Kelly said that marijuana legalization in states like Washington, Oregon and Colorado expose the U.S. as hypocritical when trying to lecture countries about the need to stop harder drugs from filtering across the U.S. border, according to an interview with Military Times published Saturday.

“The actual legalization does cause us problems because — the hypocrisy,” Kelly told Military Times. ” … Where you stand is where you sit. So if you’re a Latin American, and we’re harping on them to do more to stop the flow of drugs, they say: ‘Wait a minute. As we look north, the real problem is the demand. So why don’t you do more to stop the demand for drugs … Why would we do more when you seem to be legalizing this stuff?'”

The one exception, Kelly noted, is marijuana for medicinal use.

“I’m not a doctor, but I’m told it has a medical use,” Kelly said. “So whether it’s veterans or anyone else, if it helps those people, then fine. Medicine is medicine. Every medicine is probably illegal unless you take it medicinally.”

Kelly has detailed knowledge on the drug war, having served as head of U.S. Southern Command for the past three years. SOUTHCOM is responsible for training the military forces of Central and South American countries, in order to combat cartels and narcotics distribution lines.

The use of marijuana is increasing in Central and South America, giving cartels in the region a strong incentive to continue production, though a recent report from the United Nations found that cartels specializing in marijuana had lost approximately $3 billion in profit, since recreational pot legalization came into play in Colorado and Washington. Decriminalization is sweeping across the U.S. Uruguay also legalized marijuana in 2013.

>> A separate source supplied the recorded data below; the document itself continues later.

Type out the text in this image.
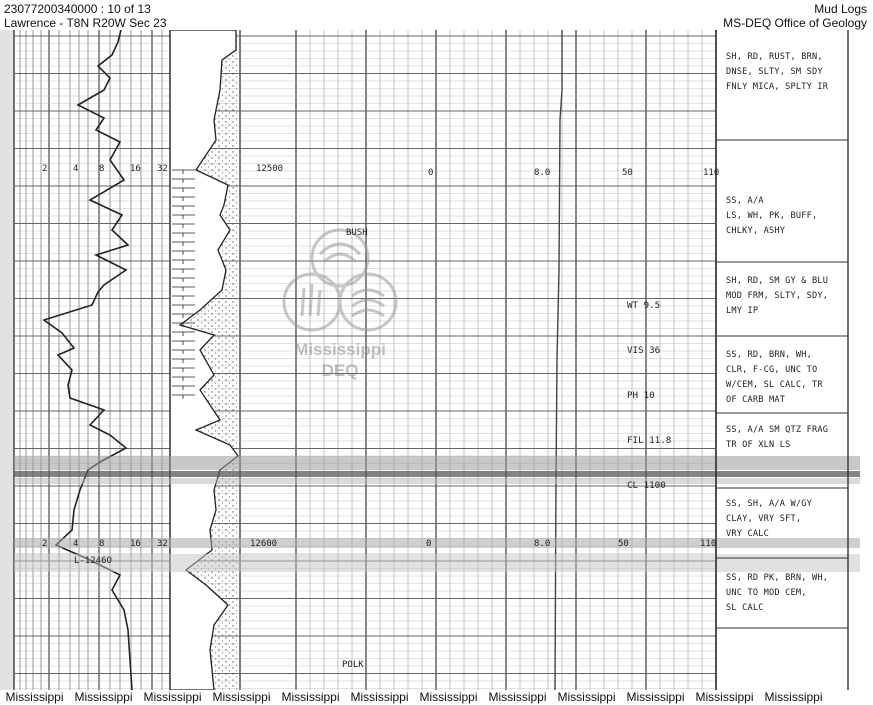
23077200340000 : 10 of 13
Lawrence - T8N R20W Sec 23
Mud Logs
MS-DEQ Office of Geology
Mississippi
DEQ
12500
12600
2	4 8	16 32	0	8.0	50	110
2	4 8	16 32	0	8.0	50	110
BUSH
POLK
L-1246O

WT 9.5

VIS 36

PH 10

FIL 11.8

CL 1100

SH, RD, RUST, BRN,
DNSE, SLTY, SM SDY
FNLY MICA, SPLTY IR
SS, A/A
LS, WH, PK, BUFF,
CHLKY, ASHY
SH, RD, SM GY & BLU
MOD FRM, SLTY, SDY,
LMY IP
SS, RD, BRN, WH,
CLR, F-CG, UNC TO
W/CEM, SL CALC, TR
OF CARB MAT
SS, A/A SM QTZ FRAG
TR OF XLN LS
SS, SH, A/A W/GY
CLAY, VRY SFT,
VRY CALC
SS, RD PK, BRN, WH,
UNC TO MOD CEM,
SL CALC
Mississippi Mississippi Mississippi Mississippi Mississippi Mississippi Mississippi Mississippi Mississippi Mississippi Mississippi Mississippi
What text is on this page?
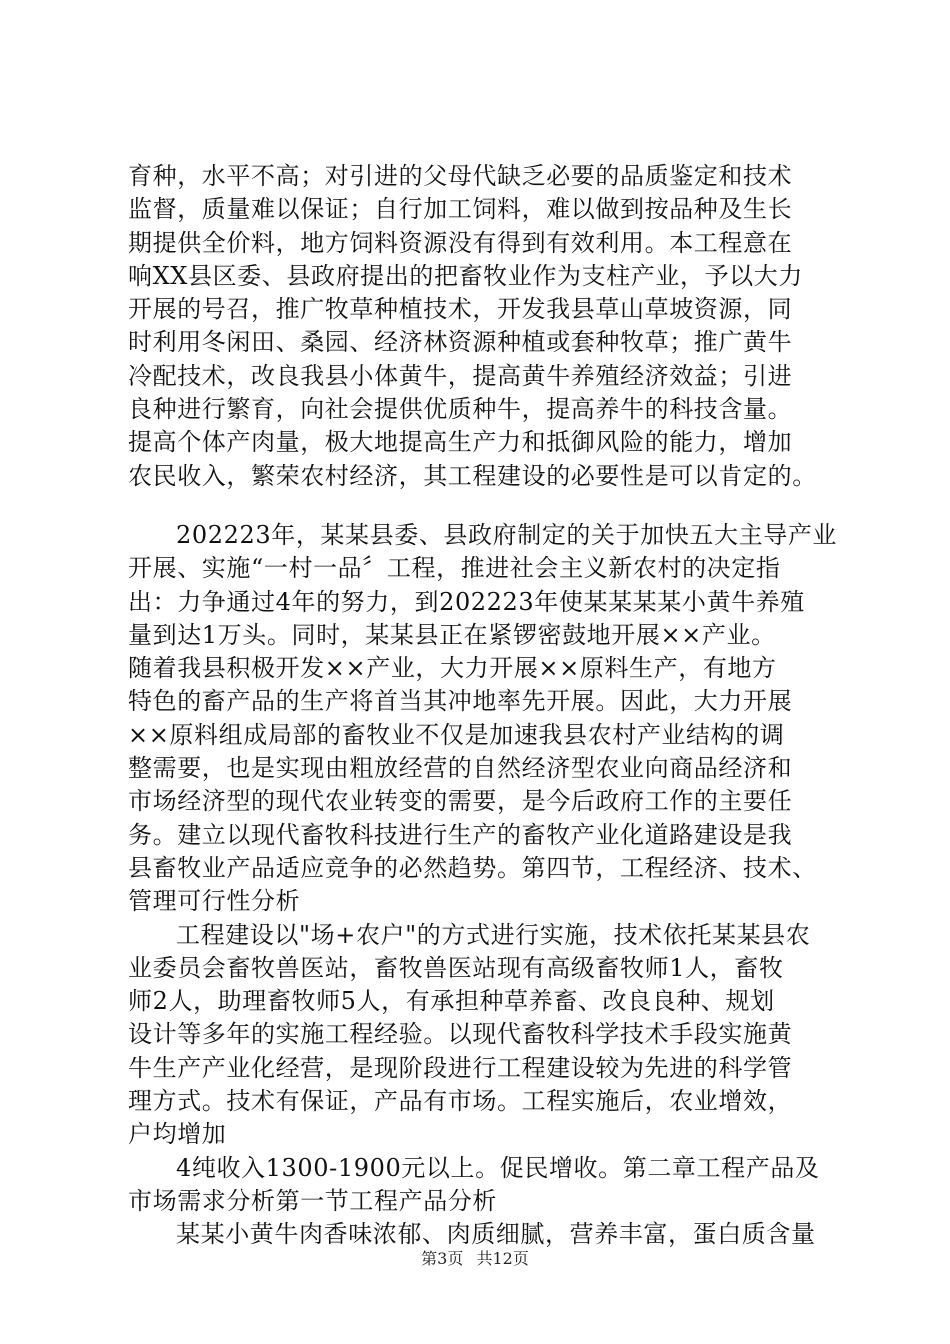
育种，水平不高；对引进的父母代缺乏必要的品质鉴定和技术
监督，质量难以保证；自行加工饲料，难以做到按品种及生长
期提供全价料，地方饲料资源没有得到有效利用。本工程意在
响XX县区委、县政府提出的把畜牧业作为支柱产业，予以大力
开展的号召，推广牧草种植技术，开发我县草山草坡资源，同
时利用冬闲田、桑园、经济林资源种植或套种牧草；推广黄牛
冷配技术，改良我县小体黄牛，提高黄牛养殖经济效益；引进
良种进行繁育，向社会提供优质种牛，提高养牛的科技含量。
提高个体产肉量，极大地提高生产力和抵御风险的能力，增加
农民收入，繁荣农村经济，其工程建设的必要性是可以肯定的。
202223年，某某县委、县政府制定的关于加快五大主导产业
开展、实施“一村一品〞工程，推进社会主义新农村的决定指
出：力争通过4年的努力，到202223年使某某某某小黄牛养殖
量到达1万头。同时，某某县正在紧锣密鼓地开展××产业。
随着我县积极开发××产业，大力开展××原料生产，有地方
特色的畜产品的生产将首当其冲地率先开展。因此，大力开展
××原料组成局部的畜牧业不仅是加速我县农村产业结构的调
整需要，也是实现由粗放经营的自然经济型农业向商品经济和
市场经济型的现代农业转变的需要，是今后政府工作的主要任
务。建立以现代畜牧科技进行生产的畜牧产业化道路建设是我
县畜牧业产品适应竞争的必然趋势。第四节，工程经济、技术、
管理可行性分析
工程建设以"场+农户"的方式进行实施，技术依托某某县农
业委员会畜牧兽医站，畜牧兽医站现有高级畜牧师1人，畜牧
师2人，助理畜牧师5人，有承担种草养畜、改良良种、规划
设计等多年的实施工程经验。以现代畜牧科学技术手段实施黄
牛生产产业化经营，是现阶段进行工程建设较为先进的科学管
理方式。技术有保证，产品有市场。工程实施后，农业增效，
户均增加
4纯收入1300-1900元以上。促民增收。第二章工程产品及
市场需求分析第一节工程产品分析
某某小黄牛肉香味浓郁、肉质细腻，营养丰富，蛋白质含量
第3页 共12页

But apart from marijuana is the problem of hard drugs. Demand for narcotics like cocaine, heroin and meth, is heavily stacked on the U.S. side. This demand leads to insane profits and also enables other practices like human and weapons trafficking. With higher stakes comes higher levels of violence, which pours fuel onto the fire of the refugee crisis, prompting thousands to stream across the U.S.-Mexico border. U.N. data indicates that Latin America is the most violent region in the world, accounting for 134,519 homicides in 2012.

“If Americans understood,” Kelly said, “what doing a little blow on the weekends — on a college campus or here on Capitol Hill — was doing to Honduras or El Salvador, or what it’s doing to Colombia, I think they’d responsibly realize that this is not a good thing.”

Legal marijuana also places the U.S. in a strange position. On the one hand, states are starting to legalize marijuana, and on the other hand, the federal government is pouring money into counter-narcotics efforts in other countries, which according to Kelly may lead to a sort of disillusionment down south because of the apparent hypocrisy.